24 i versi che seguono sembrano contribuire a mettere fuori strada il pubblico. E., qui, innova parecchio: nella forma nota della leggenda, Fedra, respinta da Ippolito, l’accusa a Teseo di averla violentata, Ippolito è maledetto e muore, Fedra poi si suicida; nella nostra tragedia, invece, Fedra, tradita dalla nutrice che rivela ad Ippolito la sua passione, si suicida prima, in un tentativo di salvare il suo onore, e accusa Ippolito con un biglietto che Teseo trova dopo che essa è morta.
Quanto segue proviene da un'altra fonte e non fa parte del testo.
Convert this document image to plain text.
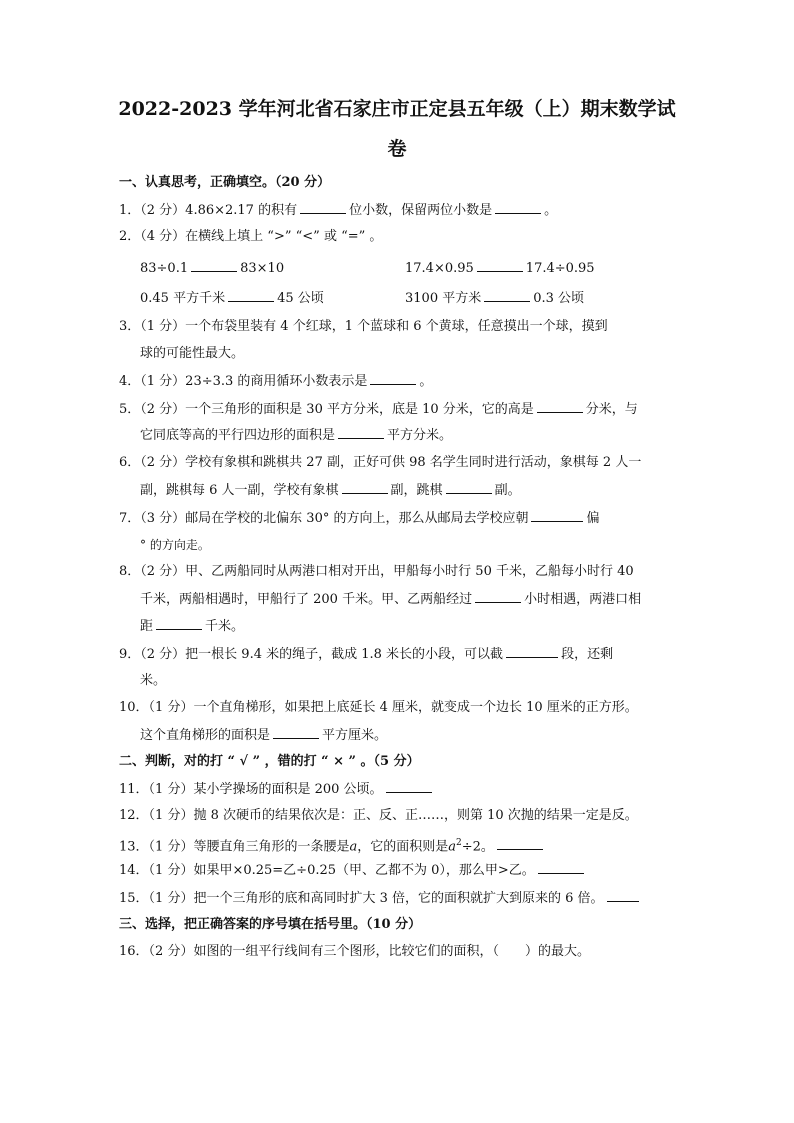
2022-2023 学年河北省石家庄市正定县五年级（上）期末数学试
卷
一、认真思考，正确填空。（20 分）
1．（2 分）4.86×2.17 的积有	位小数，保留两位小数是	。
2．（4 分）在横线上填上 “>” “<” 或 “=” 。
83÷0.1	83×10	17.4×0.95	17.4÷0.95
0.45 平方千米	45 公顷	3100 平方米	0.3 公顷
3．（1 分）一个布袋里装有 4 个红球，1 个蓝球和 6 个黄球，任意摸出一个球，摸到
球的可能性最大。
4．（1 分）23÷3.3 的商用循环小数表示是	。
5．（2 分）一个三角形的面积是 30 平方分米，底是 10 分米，它的高是	分米，与
它同底等高的平行四边形的面积是	平方分米。
6．（2 分）学校有象棋和跳棋共 27 副，正好可供 98 名学生同时进行活动，象棋每 2 人一
副，跳棋每 6 人一副，学校有象棋	副，跳棋	副。
7．（3 分）邮局在学校的北偏东 30° 的方向上，那么从邮局去学校应朝	偏
° 的方向走。
8．（2 分）甲、乙两船同时从两港口相对开出，甲船每小时行 50 千米，乙船每小时行 40
千米，两船相遇时，甲船行了 200 千米。甲、乙两船经过	小时相遇，两港口相
距	千米。
9．（2 分）把一根长 9.4 米的绳子，截成 1.8 米长的小段，可以截	段，还剩
米。
10．（1 分）一个直角梯形，如果把上底延长 4 厘米，就变成一个边长 10 厘米的正方形。
这个直角梯形的面积是	平方厘米。
二、判断，对的打 “ √ ” ，错的打 “ × ” 。（5 分）
11．（1 分）某小学操场的面积是 200 公顷。
12．（1 分）抛 8 次硬币的结果依次是：正、反、正……，则第 10 次抛的结果一定是反。
13．（1 分）等腰直角三角形的一条腰是a，它的面积则是$a^2\div 2$。
14．（1 分）如果甲×0.25=乙÷0.25（甲、乙都不为 0），那么甲>乙。
15．（1 分）把一个三角形的底和高同时扩大 3 倍，它的面积就扩大到原来的 6 倍。
三、选择，把正确答案的序号填在括号里。（10 分）
16．（2 分）如图的一组平行线间有三个图形，比较它们的面积，（　　）的最大。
Di questa innovazione non si parla affatto in questi versi; anzi Afrodite riporta gli avvenimenti nel loro ordine tradizionale, ma è probabile, da parte del poeta, un’intenzionale ambiguità: a lui, qui nel prologo, non interessa dare una sintesi esatta della trama, ma creare, anche con un “inganno” nell’azione tragica, la “suspense” nel pubblico

25 la maledizione che Teseo lancerà contro il figlio sembra costituire un punto fermo anche nel primo “Ippolito

26 secondo la leggenda, Posidòne aveva promesso a Teseo di adempiere tre sue preghiere: Teseo ne utilizzò una in occasione di un viaggio da Trezène ad Atene, quando, dovendo affrontare mostri e ladroni, li vinse, e un’altra all’uscita del labirinto di Creta

27 questo è un altro motivo per far attendere nel pubblico con ansia lo svolgimento della trama: nella tradizione Fedra moriva suicida e disonorata, mentre qui si parla “di onore salvo

28 Fedra, in effetti, è un oggetto nelle mani di Afrodite e la dea, pur di vendicarsi di Ippolito, non si fa scrupolo di sacrificarla

29 Dopo che il coro ha concluso un breve inno ad Artemide Ippolito muove verso la statua della dea per incoronarne il capo con una ghirlanda di fiori

30 Euripide, con questo collegare ossessionatamente la castità sua e dei saggi alla morale, secondo alcuni critici, non vuole far riferimento all’Orfismo od ai culti misterici (tendenti a creare un circolo di iniziati), nè alla considerazione aristocratica e di Pindaro (Olimpica 9, 100 sgg.) che la natura sola genera virtù, ma il poeta vuole in questo modo mettere solo in risalto la moralità di Ippolito tanto sentita dal giovane da farlo sembrare egocentrico, arrogante e sprezzante di tutti.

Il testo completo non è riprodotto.